J’ai ouï faire un conte de la reine Marguerite qui est fort plaisant. Un gentilhomme gascon, nommé Salignac, devint, comme elle étoit encore jeune, éperdument amoureux d’elle ; mais elle ne l’aimoit point. Un jour, comme il lui reprochoit son ingratitude : « Or çà, lui dit-elle, que feriez-vous pour me témoigner votre amour ! — Il n’y a rien que je ne fisse, répondit-il. — Prendriez-vous bien du poison ? — Oui, pourvu que vous me permettiez d’expirer à vos pieds. — Je le veux, » reprit-elle. On prend jour ; elle lui fait préparer une médecine fort laxative. Il l’avale, et elle l’enferme dans un cabinet, après lui avoir juré de venir avant que le poison opérât ; elle le laissa là deux bonnes heures, et la médecine opéra si bien que, quand on vint lui ouvrir, personne ne pouvoit durer autour de lui. Je crois que ce gentilhomme a été depuis ambassadeur en Turquie.

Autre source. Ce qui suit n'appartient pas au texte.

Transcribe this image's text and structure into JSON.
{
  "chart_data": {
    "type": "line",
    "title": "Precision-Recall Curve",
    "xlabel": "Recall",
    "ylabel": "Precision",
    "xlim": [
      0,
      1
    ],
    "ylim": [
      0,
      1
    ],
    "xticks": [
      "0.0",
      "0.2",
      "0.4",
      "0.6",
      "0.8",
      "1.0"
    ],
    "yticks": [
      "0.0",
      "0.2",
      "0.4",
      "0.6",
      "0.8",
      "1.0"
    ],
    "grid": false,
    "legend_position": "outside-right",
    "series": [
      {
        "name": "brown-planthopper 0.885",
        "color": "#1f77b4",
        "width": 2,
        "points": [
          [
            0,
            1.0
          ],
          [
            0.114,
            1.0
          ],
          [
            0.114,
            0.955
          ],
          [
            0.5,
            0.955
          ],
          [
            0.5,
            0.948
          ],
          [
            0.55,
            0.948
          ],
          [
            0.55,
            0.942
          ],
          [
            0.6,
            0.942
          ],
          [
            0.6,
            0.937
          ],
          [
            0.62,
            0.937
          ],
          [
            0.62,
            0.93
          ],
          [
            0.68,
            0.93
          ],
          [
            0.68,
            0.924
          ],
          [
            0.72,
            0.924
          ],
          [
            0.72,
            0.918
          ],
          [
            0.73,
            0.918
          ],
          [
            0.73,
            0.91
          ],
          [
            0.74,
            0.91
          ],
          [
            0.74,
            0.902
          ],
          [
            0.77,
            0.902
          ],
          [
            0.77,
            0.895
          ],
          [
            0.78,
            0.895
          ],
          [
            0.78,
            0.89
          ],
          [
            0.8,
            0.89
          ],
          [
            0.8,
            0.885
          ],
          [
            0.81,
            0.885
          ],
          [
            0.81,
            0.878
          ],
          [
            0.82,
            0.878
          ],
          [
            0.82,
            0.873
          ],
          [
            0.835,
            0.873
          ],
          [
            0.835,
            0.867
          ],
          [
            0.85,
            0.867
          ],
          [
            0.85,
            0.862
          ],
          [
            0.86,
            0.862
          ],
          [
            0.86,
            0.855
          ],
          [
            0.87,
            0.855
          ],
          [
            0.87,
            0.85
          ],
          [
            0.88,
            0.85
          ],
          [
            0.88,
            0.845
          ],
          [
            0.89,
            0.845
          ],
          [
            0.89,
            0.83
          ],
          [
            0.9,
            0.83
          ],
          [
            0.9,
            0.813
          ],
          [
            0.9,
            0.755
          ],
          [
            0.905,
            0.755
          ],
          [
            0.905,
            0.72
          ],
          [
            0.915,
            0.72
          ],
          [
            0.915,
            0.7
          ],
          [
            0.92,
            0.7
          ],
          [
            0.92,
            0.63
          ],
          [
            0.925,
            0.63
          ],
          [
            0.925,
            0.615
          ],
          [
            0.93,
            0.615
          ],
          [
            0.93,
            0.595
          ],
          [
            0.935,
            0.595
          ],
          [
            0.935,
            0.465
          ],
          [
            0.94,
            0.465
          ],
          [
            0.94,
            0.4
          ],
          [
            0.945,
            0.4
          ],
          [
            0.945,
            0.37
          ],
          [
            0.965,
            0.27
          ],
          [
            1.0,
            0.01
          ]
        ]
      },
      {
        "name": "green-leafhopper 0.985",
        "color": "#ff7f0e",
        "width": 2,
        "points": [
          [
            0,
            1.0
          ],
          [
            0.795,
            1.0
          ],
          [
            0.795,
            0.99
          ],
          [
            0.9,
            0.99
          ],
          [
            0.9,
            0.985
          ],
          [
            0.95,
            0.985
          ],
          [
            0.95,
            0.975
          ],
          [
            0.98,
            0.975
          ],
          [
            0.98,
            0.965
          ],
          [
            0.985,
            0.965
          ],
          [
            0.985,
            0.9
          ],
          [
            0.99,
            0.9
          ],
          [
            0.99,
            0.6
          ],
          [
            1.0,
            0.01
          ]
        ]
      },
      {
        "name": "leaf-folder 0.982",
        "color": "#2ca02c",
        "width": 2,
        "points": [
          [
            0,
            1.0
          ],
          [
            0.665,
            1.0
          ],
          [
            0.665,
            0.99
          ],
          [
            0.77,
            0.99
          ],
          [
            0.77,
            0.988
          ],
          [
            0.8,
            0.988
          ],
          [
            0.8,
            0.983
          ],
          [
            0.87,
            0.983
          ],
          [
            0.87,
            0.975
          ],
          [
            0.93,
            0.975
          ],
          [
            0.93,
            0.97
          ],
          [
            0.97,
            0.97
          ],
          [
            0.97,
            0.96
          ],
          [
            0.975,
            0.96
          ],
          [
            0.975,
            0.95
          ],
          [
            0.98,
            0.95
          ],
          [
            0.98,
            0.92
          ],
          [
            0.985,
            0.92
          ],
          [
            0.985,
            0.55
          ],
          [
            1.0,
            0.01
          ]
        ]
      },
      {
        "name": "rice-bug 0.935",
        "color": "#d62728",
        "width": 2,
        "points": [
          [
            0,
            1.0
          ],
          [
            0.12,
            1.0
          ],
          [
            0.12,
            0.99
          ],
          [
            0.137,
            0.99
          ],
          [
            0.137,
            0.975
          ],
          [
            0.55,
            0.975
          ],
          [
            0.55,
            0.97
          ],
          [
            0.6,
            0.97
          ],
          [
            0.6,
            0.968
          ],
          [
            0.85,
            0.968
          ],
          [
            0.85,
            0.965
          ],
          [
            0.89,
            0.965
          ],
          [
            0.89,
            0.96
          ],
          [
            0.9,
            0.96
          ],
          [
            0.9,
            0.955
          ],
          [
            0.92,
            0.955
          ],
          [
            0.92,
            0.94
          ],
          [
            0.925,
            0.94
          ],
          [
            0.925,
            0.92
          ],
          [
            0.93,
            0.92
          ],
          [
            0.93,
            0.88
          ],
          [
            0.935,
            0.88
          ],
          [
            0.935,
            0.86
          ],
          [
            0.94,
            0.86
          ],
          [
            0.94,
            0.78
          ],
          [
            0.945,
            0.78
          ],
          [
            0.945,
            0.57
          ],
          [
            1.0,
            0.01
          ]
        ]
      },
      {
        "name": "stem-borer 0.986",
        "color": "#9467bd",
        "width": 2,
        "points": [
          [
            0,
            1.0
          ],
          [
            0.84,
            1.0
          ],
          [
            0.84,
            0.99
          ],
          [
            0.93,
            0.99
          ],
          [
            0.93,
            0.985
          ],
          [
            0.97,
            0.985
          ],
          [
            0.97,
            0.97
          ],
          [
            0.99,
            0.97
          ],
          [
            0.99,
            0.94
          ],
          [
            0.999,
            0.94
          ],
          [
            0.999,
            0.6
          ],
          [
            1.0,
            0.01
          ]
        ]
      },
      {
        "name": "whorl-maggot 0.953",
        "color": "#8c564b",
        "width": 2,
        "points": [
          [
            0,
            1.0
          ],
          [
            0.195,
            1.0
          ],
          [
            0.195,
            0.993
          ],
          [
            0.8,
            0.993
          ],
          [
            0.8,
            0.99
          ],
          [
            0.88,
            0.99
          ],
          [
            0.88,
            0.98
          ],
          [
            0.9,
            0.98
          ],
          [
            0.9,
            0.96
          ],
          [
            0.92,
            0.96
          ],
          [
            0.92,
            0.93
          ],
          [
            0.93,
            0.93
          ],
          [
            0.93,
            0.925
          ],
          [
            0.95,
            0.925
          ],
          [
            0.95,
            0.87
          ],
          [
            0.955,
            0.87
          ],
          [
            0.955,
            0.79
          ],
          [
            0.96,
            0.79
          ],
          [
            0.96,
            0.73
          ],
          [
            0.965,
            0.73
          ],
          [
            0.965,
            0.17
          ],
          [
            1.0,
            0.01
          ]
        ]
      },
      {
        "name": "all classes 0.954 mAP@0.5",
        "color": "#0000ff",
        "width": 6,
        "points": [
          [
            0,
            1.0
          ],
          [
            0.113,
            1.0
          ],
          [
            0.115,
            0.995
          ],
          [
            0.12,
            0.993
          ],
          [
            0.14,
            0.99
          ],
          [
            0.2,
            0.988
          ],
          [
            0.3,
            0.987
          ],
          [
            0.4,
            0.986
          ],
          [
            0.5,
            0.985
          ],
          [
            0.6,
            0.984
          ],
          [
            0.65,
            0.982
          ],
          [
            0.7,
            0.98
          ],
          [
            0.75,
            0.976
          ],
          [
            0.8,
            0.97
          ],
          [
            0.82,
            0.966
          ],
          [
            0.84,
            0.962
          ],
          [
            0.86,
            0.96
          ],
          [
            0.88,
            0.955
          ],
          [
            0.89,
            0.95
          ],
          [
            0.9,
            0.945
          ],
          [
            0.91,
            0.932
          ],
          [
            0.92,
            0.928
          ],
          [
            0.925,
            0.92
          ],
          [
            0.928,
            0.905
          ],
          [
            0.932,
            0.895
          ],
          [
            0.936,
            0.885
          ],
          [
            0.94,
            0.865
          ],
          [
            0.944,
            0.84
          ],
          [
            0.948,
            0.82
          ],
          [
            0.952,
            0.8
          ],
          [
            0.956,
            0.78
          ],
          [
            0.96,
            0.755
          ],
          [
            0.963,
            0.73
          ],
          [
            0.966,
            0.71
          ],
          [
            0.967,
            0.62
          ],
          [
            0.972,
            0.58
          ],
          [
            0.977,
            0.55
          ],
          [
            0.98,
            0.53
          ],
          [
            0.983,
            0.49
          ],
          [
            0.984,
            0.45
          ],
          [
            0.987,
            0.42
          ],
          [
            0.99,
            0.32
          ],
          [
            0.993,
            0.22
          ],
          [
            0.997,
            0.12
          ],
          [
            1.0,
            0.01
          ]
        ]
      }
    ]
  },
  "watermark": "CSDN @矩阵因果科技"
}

  1. Madame de Retz étoit galante. (T.) — Ménage, qui croyoit cette anecdote plus récente, la rapporte ainsi : « Madame Loiseau, bourgeoise, étoit à Versailles. Le Roi, voyant qu’elle s’avançoit fort près du cercle, dit à madame la duchesse de *** : « Questionnez-la un peu, madame. » Madame la duchesse de ***, l’ayant fait approcher, lui dit : « Madame, quel est l’oiseau le plus sujet à être cocu ? » Elle lui répondit : « C’est un duc, madame. » (Ménagiana, édition de 1762, tom. I, pag. 264.)